タクシーの運転手から聞いた話。
大阪の千日前付近で客を待っていたら、前に同僚のタクシーが止まっていた。
同僚は、誰も乗り降りしていないのにタクシーのドアを開け閉めしていて、そのまま走り去っていった。
場所柄、もしかしてという気持ちがあったが、きっと、間違ってドアの操作をしてしまったんだろうと思い、会社に帰った。
そしたら会社で社員達が騒いでいて、「何事か?」と皆に問うと、さっきの同僚が青い顔をして座っている。
「どうした?何か事故でも起こしたんか?」
と声を掛けると、同僚は
「ワシ、乗せてもた」
「何をや?」
「女の幽霊や」
「もしかして、千日前でか?」
「何や、見てたんか」
「そうや。お前がドアを開け閉めするの見てたがな」
「あ~。もう、こりごりや。あそこでは商売できへん」
別にシ-トが濡れてたとかは無いらしく、乗せてしばらくしてから姿が見えない事に気づいて、急いで社に戻ったらしい。

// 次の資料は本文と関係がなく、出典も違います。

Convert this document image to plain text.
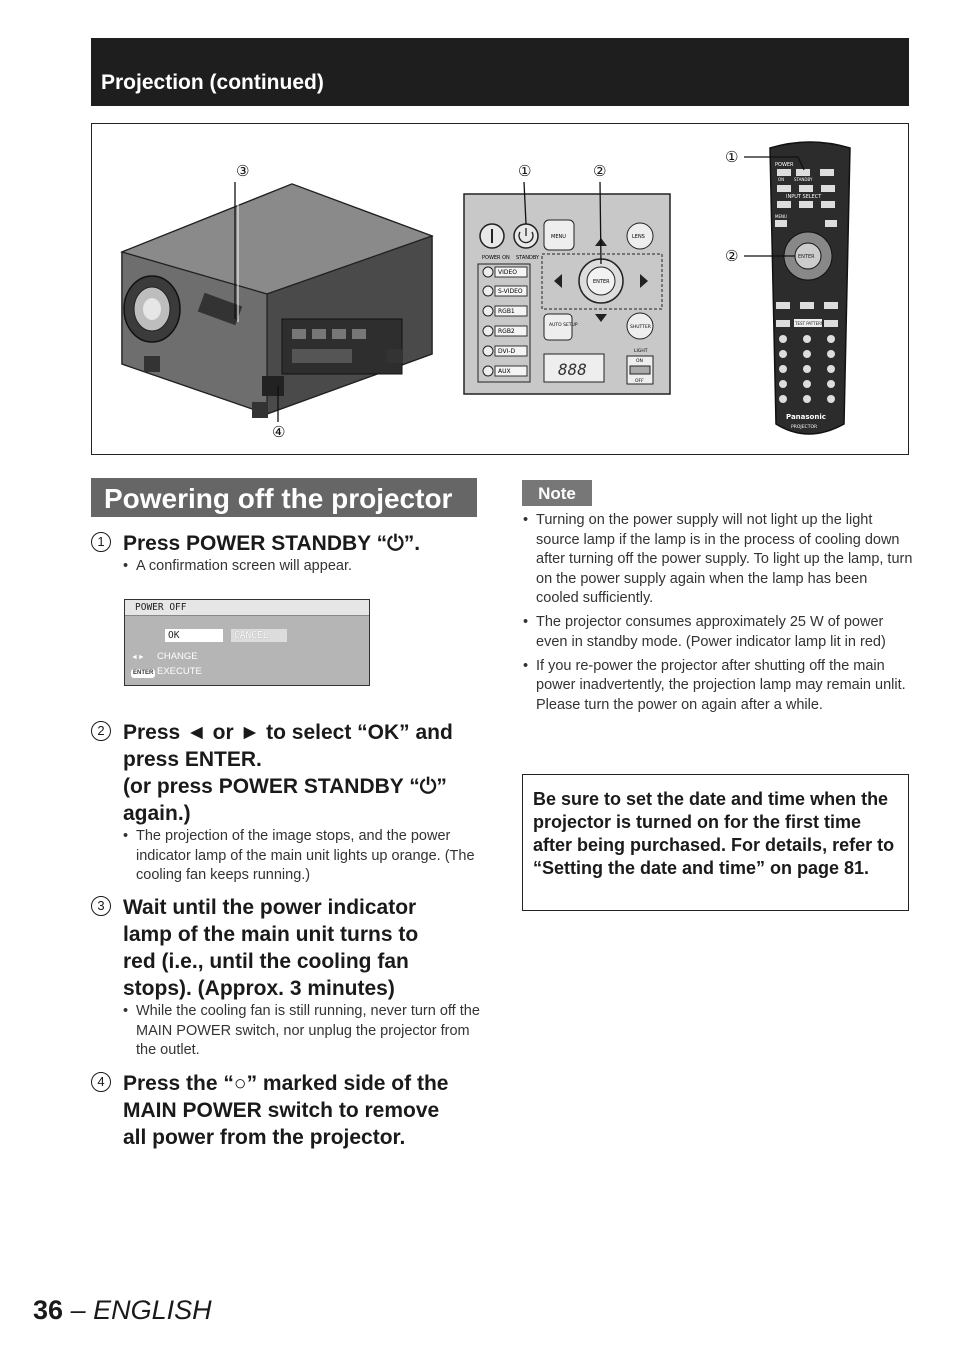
Projection (continued)
③
④
POWER ON STANDBY
MENU	LENS
ENTER
VIDEO
S-VIDEO
RGB1
RGB2
DVI-D
AUX
AUTO SETUP	SHUTTER
888
LIGHT
ON
OFF
①	②	POWER
ON STANDBY
INPUT SELECT
MENU
ENTER
TEST PATTERN
Panasonic
PROJECTOR
①
②
Powering off the projector
1 Press POWER STANDBY “⏻”.
• A confirmation screen will appear.
POWER OFF
OK	CANCEL
◄► CHANGE
ENTER EXECUTE
2 Press ◄ or ► to select “OK” and
press ENTER.
(or press POWER STANDBY “⏻”
again.)
• The projection of the image stops, and the power indicator lamp of the main unit lights up orange. (The cooling fan keeps running.)
3 Wait until the power indicator
lamp of the main unit turns to
red (i.e., until the cooling fan
stops). (Approx. 3 minutes)
• While the cooling fan is still running, never turn off the MAIN POWER switch, nor unplug the projector from the outlet.
4 Press the “○” marked side of the
MAIN POWER switch to remove
all power from the projector.
Note
• Turning on the power supply will not light up the light source lamp if the lamp is in the process of cooling down after turning off the power supply. To light up the lamp, turn on the power supply again when the lamp has been cooled sufficiently.
• The projector consumes approximately 25 W of power even in standby mode. (Power indicator lamp lit in red)
• If you re-power the projector after shutting off the main power inadvertently, the projection lamp may remain unlit. Please turn the power on again after a while.
Be sure to set the date and time when the projector is turned on for the first time after being purchased. For details, refer to “Setting the date and time” on page 81.
36 – ENGLISH
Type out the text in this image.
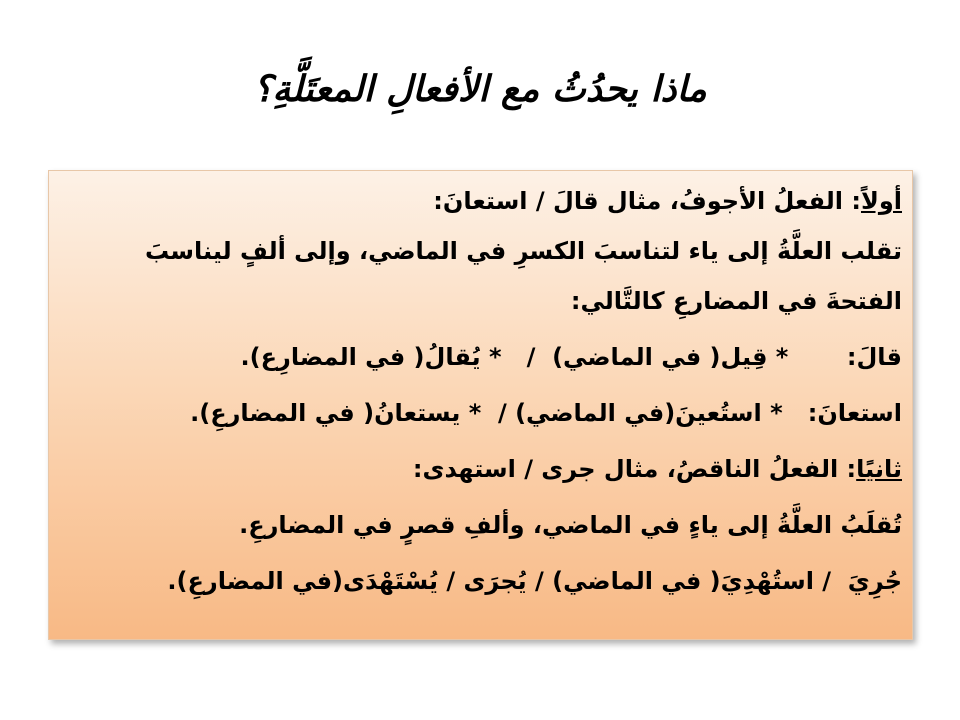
ماذا يحدُثُ مع الأفعالِ المعتَلَّةِ؟
أولاً: الفعلُ الأجوفُ، مثال قالَ / استعانَ:
تقلب العلَّةُ إلى ياء لتناسبَ الكسرِ في الماضي، وإلى ألفٍ ليناسبَ
الفتحةَ في المضارعِ كالتَّالي:
قالَ:       * قِيل( في الماضي)  /   * يُقالُ( في المضارِع).
استعانَ:   * استُعينَ(في الماضي) /  * يستعانُ( في المضارعِ).
ثانيًا: الفعلُ الناقصُ، مثال جرى / استهدى:
تُقلَبُ العلَّةُ إلى ياءٍ في الماضي، وألفِ قصرٍ في المضارعِ.
جُرِيَ  / استُهْدِيَ( في الماضي) / يُجرَى / يُسْتَهْدَى(في المضارعِ).
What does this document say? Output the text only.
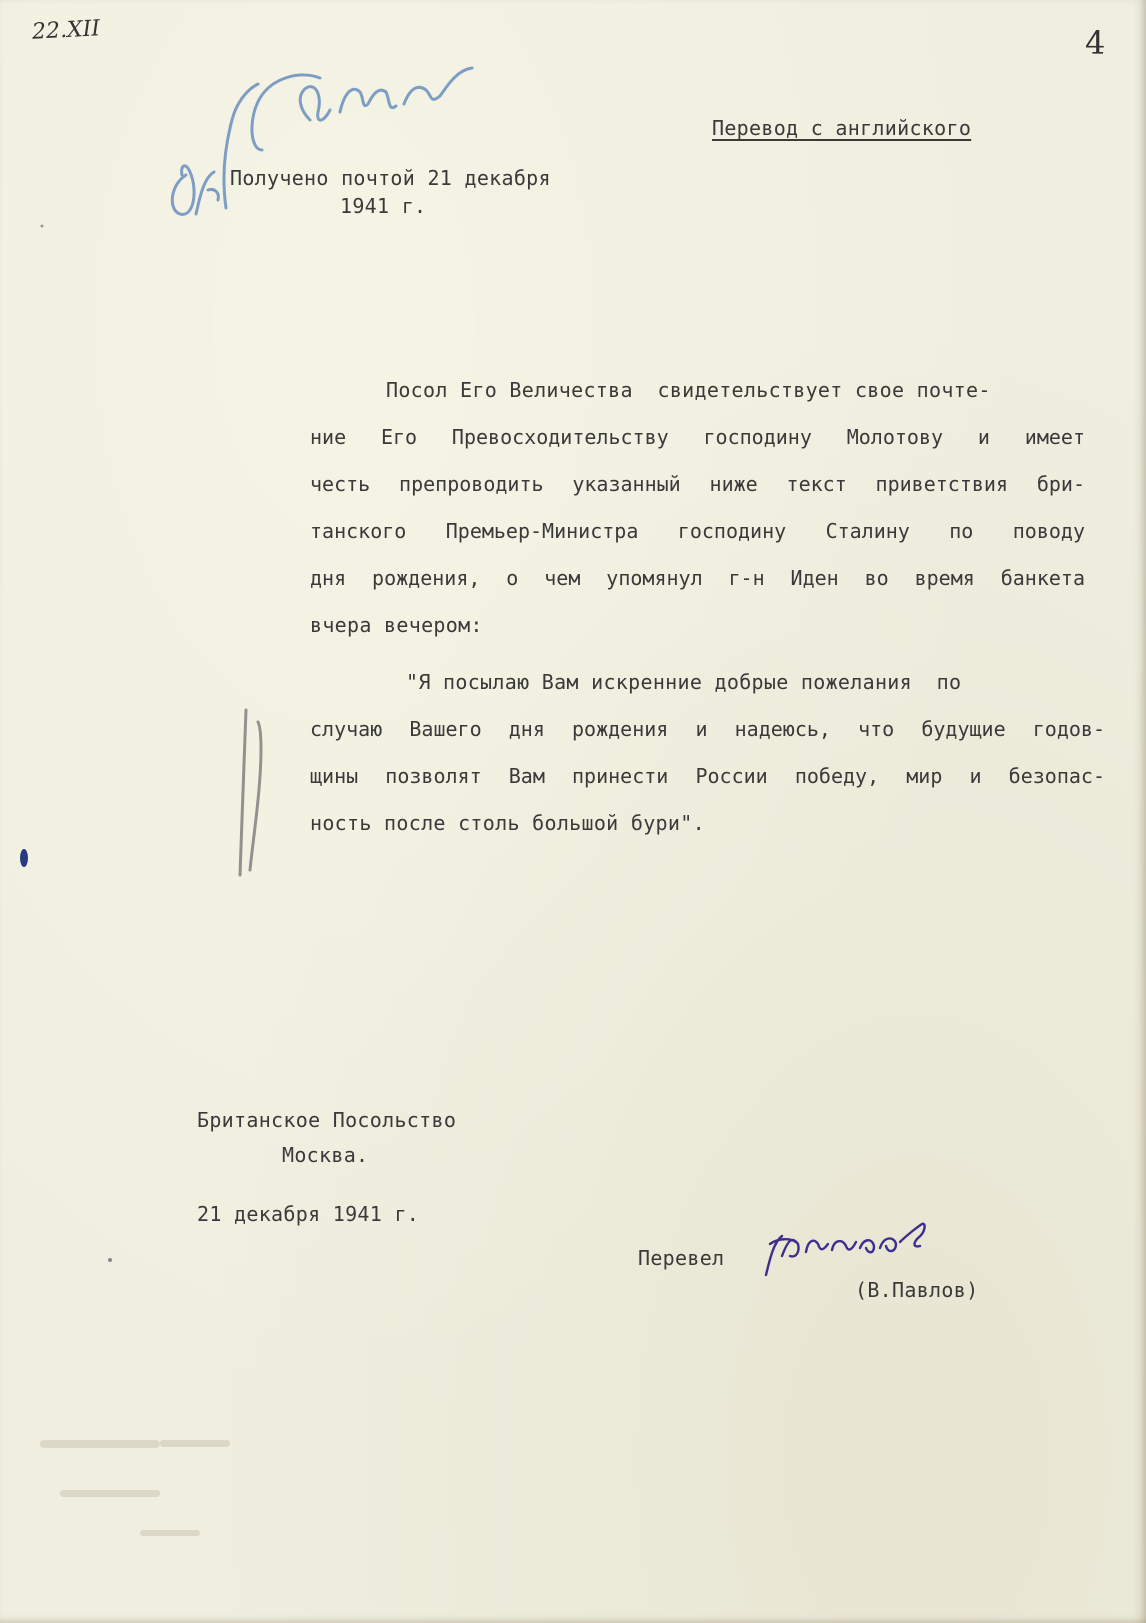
22.XII	4
Перевод с английского
Получено почтой 21 декабря
1941 г.
Посол Его Величества  свидетельствует свое почте-
ние Его Превосходительству господину Молотову и имеет
честь препроводить указанный ниже текст приветствия бри-
танского Премьер-Министра господину Сталину по поводу
дня рождения, о чем упомянул г-н Иден во время банкета
вчера вечером:
"Я посылаю Вам искренние добрые пожелания  по
случаю Вашего дня рождения и надеюсь, что будущие годов-
щины позволят Вам принести России победу, мир и безопас-
ность после столь большой бури".
Британское Посольство
Москва.
21 декабря 1941 г.
Перевел
(В.Павлов)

それから、自分も同僚も千日前では客を拾わなくなったそうだ。
「わしは気持ち悪いんですわ。皆、待っとりますけどなぁ」
よくある話なんだけど、その時は怖かった。
何年か前に夜遊びをしていて、午前三時過ぎくらいになんばのそのプランタン近くでタクシーを拾おうとしたんですが、全部素通り。
絶対に私の方を見ているのに乗車拒否するんですよ。
「タクシー乗り場じゃないからかなぁ」と思って、諦めてロイヤルを呼んだら、その運転手に、
「あの場所で夜中に若い女の人を見かけても誰も絶対乗せんよ。そういうのがよく出るもんでなー」
って言われたことがあります。
そう言えば、タクシーに手を振ってる間、建物の傍にだんだん人が増えてきたなぁってっていうか、こんな時間にもいい大人がウロウロしてるんだなぁと思ってたんですが……
千日デパート火災とは
千日デパート火災(せんにちデパートかさい)は、1972年(昭和47年)5月13日、大阪市南区(現在の中央区)千日前の千日デパートで起きた火災である。
死者118名・負傷者81名の日本のビル火災史上最悪の大惨事となった。
実際には百貨店ではないことから、「千日デパートビル火災」という呼称も多く使われる。また、地名から「千日前デパート火災」とも。